Paul Gates of Preterist Blog has written a tremendous article. He alerted me to a verse that I never caught before. I have not noticed this until today. Let me state a little background. While a Full Preterist, I denied that Jesus retained his incarnate body. That is, the man, Christ Jesus, who ascended into heaven, somehow “shed” his incarnate body and was absorbed again into the Godhead. The reasoning was obvious since I held to a “corporate body view” of resurrection. If Jesus retained (and still retains) the body of his incarnation, now glorified in heaven where it remains, the problems for my Full Preterism this would cause were unthinkable.
Since I have left Full Preterism, I have engaged in a study of the Incarnation and its relationship to the “human nature” of Christ. “Human nature” is defined as that union that comes from body and soul. This is the way it was applied in the trinitarian formulations over against the Gnostics and the Doceticists. Jesus’ “body of glory” (Phil 3.21) is his current glorified body of his incarnation. This is the definition of “glorification.”
Paul Gates has found I John 4.2,3 which reads, “Hereby know ye the Spirit of God: Every spirit that confesseth that Jesus Christ is come in the flesh is of God: 3 And every spirit that confesseth not that Jesus Christ is come in the flesh is not of God.” Now it may be argued that the Full Preterist does not deny that Jesus came in the flesh, and this would be correct. However, the Greek reads, “ἐν τούτῳ γινώσκετε τὸ πνεῦμα τοῦ Θεοῦ· πᾶν πνεῦμα ὃ ὁμολογεῖ Ἰησοῦν Χριστὸν ἐν σαρκὶ ἐληλυθότα, ἐκ τοῦ Θεοῦ ἐστι· 3 καὶ πᾶν πνεῦμα ὃ μὴ ὁμολογεῖ τὸν Ἰησοῦν Χριστὸν ἐν σαρκὶ ἐληλυθότα, ἐκ τοῦ Θεοῦ οὐκ ἔστι·” The word of emphasis here occurs twice: ἐληλυθότα which is a perfect active participle. The perfect means, “present state produced by past action” (Wallace, 574). Ross (NICNT, First John) notes, “Further, John does not say that the confession is to be of a Christ who came, but of a Christ who is come, who came and who abides in the flesh – the perfect tense is being used” (ital. his). In commentary after commentary they acknowledge the perfect tense here and the abiding reality of the flesh of Christ, now glorified. To deny, then, that Christ is no longer in the same body of the incarnation, glorified, and in heaven is “not of God.” There can be no clearer statement.

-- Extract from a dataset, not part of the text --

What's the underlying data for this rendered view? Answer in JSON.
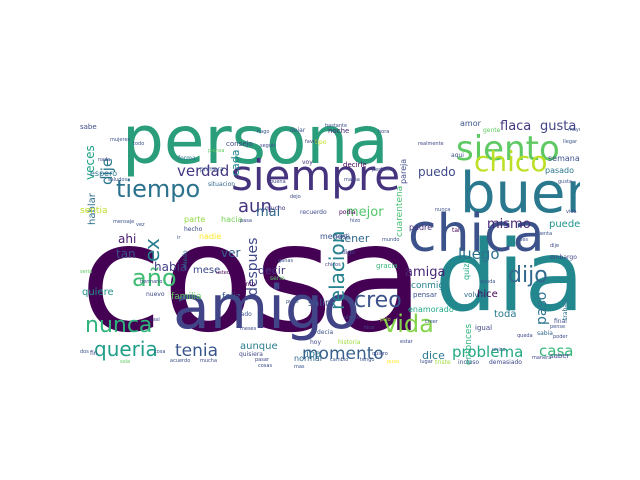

To further read Gates’ blog, go here: http://www.preteristblog.com/?p=5497 He provides more commentary and quotes. The “glorious body of Christ” means only one thing: the glorification of the incarnate body. Full Preterists must pay careful heed here to Scripture, for Scripture has spoken. To deny it brings one in peril, for such a confession is “not of God.”